Las empresas que deseen acceder a este crédito podrán solicitar hasta 30 millones cada una y deberán estar inscriptas en alguna de las cámaras empresariales: Asociación de Comercio, Industria, Producción y Afines de Neuquén (Acipan), Asociación de Industriales de Neuquén (Adineu), Cámara Patagónica de Empresas de Servicios Petroleros (Capespe) y Cámara Empresarial Industrial Petrolera y Afines del Neuquén (Ceipa).
El financiamiento será hasta en 60 meses si el destino es bienes de capital o hasta en 24 meses si se utiliza para capital de trabajo.
La tasa estipulada varía entre el 25 y el 40 por ciento, dependiendo de la calificación bancaria y la reciprocidad que otorguen las empresas.
Una particularidad de la línea es que se puede renovar si durante 2019 se accedió a este crédito. Para este caso, se obtiene el diferencial entre el nuevo monto máximo y el valor original.

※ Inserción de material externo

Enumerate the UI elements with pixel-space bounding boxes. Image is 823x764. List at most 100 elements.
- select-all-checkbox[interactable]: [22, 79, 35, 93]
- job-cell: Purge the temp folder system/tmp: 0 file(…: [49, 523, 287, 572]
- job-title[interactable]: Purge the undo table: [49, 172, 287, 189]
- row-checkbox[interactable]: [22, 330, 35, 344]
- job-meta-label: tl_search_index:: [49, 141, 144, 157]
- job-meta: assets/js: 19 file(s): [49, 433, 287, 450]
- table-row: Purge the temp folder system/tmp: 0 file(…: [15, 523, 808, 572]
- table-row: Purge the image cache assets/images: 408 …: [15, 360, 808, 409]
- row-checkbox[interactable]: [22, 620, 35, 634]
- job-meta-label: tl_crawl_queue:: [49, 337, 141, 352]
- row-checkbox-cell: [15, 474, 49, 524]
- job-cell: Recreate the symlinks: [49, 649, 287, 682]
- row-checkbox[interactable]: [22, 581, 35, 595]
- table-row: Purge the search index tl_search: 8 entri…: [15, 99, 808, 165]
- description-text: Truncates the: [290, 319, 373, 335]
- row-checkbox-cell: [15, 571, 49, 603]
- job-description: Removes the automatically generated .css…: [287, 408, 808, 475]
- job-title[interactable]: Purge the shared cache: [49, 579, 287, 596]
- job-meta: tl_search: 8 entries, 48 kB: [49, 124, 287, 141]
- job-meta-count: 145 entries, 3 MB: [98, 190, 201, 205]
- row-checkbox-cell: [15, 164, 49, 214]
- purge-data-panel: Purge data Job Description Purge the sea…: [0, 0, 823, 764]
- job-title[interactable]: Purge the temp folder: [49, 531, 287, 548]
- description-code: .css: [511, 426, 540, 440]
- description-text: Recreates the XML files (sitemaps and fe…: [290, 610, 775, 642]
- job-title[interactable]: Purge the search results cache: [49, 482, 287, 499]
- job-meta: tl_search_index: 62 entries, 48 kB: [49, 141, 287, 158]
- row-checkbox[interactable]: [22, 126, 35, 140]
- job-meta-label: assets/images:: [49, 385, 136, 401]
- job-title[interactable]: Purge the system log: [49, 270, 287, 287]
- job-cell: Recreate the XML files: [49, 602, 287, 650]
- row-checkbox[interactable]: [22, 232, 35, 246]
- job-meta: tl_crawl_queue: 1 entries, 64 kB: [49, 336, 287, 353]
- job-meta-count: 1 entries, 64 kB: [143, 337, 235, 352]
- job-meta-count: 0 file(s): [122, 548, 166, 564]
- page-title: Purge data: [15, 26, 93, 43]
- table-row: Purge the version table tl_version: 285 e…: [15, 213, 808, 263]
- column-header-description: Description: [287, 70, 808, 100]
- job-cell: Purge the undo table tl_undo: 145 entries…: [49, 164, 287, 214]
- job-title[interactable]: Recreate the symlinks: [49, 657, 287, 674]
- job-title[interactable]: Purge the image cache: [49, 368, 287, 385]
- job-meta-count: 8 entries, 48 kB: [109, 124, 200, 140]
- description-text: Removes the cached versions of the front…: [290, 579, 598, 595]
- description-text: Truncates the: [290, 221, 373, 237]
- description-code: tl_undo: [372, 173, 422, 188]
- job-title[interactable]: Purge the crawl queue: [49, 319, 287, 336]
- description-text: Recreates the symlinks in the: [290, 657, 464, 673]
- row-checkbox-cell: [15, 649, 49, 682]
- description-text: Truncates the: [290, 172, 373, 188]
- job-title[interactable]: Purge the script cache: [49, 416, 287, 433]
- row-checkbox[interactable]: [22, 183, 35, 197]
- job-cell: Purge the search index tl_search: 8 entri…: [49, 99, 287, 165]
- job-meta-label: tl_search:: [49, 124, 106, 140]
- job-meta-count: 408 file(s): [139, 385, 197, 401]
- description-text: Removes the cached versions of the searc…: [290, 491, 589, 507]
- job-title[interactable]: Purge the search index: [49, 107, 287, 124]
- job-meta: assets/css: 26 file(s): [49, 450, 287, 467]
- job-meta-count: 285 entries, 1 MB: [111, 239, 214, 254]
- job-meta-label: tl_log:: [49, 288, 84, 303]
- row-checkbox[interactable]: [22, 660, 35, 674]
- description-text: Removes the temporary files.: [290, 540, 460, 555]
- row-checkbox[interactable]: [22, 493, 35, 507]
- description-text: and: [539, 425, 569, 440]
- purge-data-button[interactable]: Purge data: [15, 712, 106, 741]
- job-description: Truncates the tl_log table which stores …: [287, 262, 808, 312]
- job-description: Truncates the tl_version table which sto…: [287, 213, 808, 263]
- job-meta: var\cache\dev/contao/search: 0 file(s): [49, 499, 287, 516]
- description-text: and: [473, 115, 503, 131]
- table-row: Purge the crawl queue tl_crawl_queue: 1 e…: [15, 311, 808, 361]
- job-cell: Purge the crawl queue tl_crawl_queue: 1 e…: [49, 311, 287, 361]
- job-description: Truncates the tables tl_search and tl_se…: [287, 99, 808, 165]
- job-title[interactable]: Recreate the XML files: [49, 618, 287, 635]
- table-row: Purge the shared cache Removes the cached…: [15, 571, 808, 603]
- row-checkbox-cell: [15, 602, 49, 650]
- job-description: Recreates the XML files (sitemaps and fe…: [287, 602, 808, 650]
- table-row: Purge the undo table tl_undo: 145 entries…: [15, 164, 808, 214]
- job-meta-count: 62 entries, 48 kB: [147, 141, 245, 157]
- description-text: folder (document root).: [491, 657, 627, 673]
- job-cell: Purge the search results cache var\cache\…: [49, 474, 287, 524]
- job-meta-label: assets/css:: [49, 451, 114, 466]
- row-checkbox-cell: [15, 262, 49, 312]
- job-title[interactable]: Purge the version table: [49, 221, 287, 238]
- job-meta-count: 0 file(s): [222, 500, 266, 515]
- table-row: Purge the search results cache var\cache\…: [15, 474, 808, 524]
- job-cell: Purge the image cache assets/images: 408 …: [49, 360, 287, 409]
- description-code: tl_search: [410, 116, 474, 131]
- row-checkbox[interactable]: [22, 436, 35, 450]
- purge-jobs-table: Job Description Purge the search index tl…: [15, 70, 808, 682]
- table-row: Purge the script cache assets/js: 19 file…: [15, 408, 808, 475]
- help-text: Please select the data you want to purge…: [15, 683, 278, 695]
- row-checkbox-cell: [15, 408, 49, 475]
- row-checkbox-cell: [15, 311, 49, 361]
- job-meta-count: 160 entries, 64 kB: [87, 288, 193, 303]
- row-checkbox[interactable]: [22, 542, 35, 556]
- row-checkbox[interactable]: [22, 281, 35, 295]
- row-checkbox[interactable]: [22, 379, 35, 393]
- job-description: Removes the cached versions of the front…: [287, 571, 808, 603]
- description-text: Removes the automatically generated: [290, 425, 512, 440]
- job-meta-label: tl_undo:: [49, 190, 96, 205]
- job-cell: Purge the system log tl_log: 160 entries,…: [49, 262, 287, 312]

“Impulso Vaca Muerta” es una línea crediticia que se habilitó oficialmente el año pasado, luego de un trabajo en conjunto entre BPN, el gobierno neuquino y las cámaras empresariales, articulando sector público y privado con el fin de detectar las necesidades de financiamiento del sector, factor primordial para el crecimiento y desarrollo de la actividad.
Durante 2019, el cupo de 500 millones en créditos se entregó casi en su totalidad.
El freno del precio interno del crudo y la falta de inversiones en la producción de gas se trasladaron al resto de los actores de la actividad, por fuera de las empresas operadoras y grandes compañías de servicio. Esto repercutió primero en la pesificación de los contratos durante tres meses de 2019 (Nación había establecido una cotización paralela a la del dólar oficial para la industria) y luego en una demora en los pagos de las grandes petroleras.